Da tempo in Ticino si parla di scuola, una scuola che necessita di cambiamenti per preparare adeguatamente i giovani al mondo. Si è parlato di nozioni, di lavoro, di docenti, ma poco e niente di quello che vorrebbero gli studenti, … gli stessi studenti che marciano nelle piazze gridando la loro indignazione di fronte all’immobilismo della politica nell’affrontare le problematiche legate al cambiamento climatico. L’educazione ecologica, deve entrare a far parte a tutto diritto negli insegnamenti fondamentali che una scuola deve offrire ai propri allievi. Docenti e allievi devono poter lavorare fianco a fianco per poter contribuire a trovare soluzioni a salvaguardia del nostro pianeta. Anche solo piccole azioni, nei limiti personali, ma fondamentali per raggiungere un obbiettivo globale.
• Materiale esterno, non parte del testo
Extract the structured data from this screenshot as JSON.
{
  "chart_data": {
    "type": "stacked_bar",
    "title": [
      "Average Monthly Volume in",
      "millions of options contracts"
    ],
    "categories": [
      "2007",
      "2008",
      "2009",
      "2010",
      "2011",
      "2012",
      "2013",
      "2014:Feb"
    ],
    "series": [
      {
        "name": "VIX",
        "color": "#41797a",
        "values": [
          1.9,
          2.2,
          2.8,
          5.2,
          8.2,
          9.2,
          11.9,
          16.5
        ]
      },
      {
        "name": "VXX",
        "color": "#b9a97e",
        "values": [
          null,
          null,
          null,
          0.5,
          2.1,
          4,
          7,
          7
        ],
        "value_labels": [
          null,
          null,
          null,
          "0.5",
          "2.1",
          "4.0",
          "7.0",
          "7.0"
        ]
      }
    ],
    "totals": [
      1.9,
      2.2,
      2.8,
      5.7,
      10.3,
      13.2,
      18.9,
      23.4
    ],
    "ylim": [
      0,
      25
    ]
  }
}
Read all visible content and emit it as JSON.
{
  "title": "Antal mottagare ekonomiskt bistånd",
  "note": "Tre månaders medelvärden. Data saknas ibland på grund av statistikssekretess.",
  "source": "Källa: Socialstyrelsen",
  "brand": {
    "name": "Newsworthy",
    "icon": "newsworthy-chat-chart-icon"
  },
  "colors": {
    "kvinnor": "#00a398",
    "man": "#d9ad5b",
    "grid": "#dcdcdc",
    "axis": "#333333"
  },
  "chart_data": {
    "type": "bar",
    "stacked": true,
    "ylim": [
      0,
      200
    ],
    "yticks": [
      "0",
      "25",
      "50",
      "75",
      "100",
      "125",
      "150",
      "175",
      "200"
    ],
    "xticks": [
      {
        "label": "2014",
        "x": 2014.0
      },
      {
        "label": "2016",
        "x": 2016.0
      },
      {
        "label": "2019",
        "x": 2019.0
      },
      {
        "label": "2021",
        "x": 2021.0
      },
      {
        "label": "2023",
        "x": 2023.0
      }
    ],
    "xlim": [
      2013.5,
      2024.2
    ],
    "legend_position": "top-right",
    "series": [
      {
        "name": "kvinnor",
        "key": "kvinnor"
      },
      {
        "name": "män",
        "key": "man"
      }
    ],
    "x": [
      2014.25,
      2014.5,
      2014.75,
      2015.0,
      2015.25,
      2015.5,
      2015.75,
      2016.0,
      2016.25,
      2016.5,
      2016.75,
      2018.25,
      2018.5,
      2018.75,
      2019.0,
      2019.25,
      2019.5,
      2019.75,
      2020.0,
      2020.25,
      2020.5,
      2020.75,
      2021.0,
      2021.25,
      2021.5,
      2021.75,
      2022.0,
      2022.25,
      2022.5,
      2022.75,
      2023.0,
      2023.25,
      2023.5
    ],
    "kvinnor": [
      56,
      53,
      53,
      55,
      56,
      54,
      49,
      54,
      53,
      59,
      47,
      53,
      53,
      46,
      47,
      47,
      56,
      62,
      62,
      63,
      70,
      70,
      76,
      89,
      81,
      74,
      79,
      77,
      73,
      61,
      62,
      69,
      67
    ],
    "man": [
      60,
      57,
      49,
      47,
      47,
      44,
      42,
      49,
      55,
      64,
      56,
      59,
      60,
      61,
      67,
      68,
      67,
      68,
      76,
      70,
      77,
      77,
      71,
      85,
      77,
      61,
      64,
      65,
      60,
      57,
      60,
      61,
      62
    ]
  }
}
L’emergenza è tale da necessitare misure eccezionali ricordandosi che non è più possibile affidarsi solo alla sensibilità di docenti illuminati che all’interno delle loro ore di insegnamento stimolano le nuove generazioni ad agire concretamente per un pianeta sostenibile. I Verdi del Ticino credono che serva un riconoscimento ufficiale del problema anche nel mondo scolastico e risposte reali anche nell’impostazione dei percorsi formativi dei nostri ragazzi. Le azioni a salvaguardia del clima, e tutto quanto ruota attorno ad esso, devono essere assolutamente valorizzate nella scuola che si spera vedrà la luce in tempi brevi!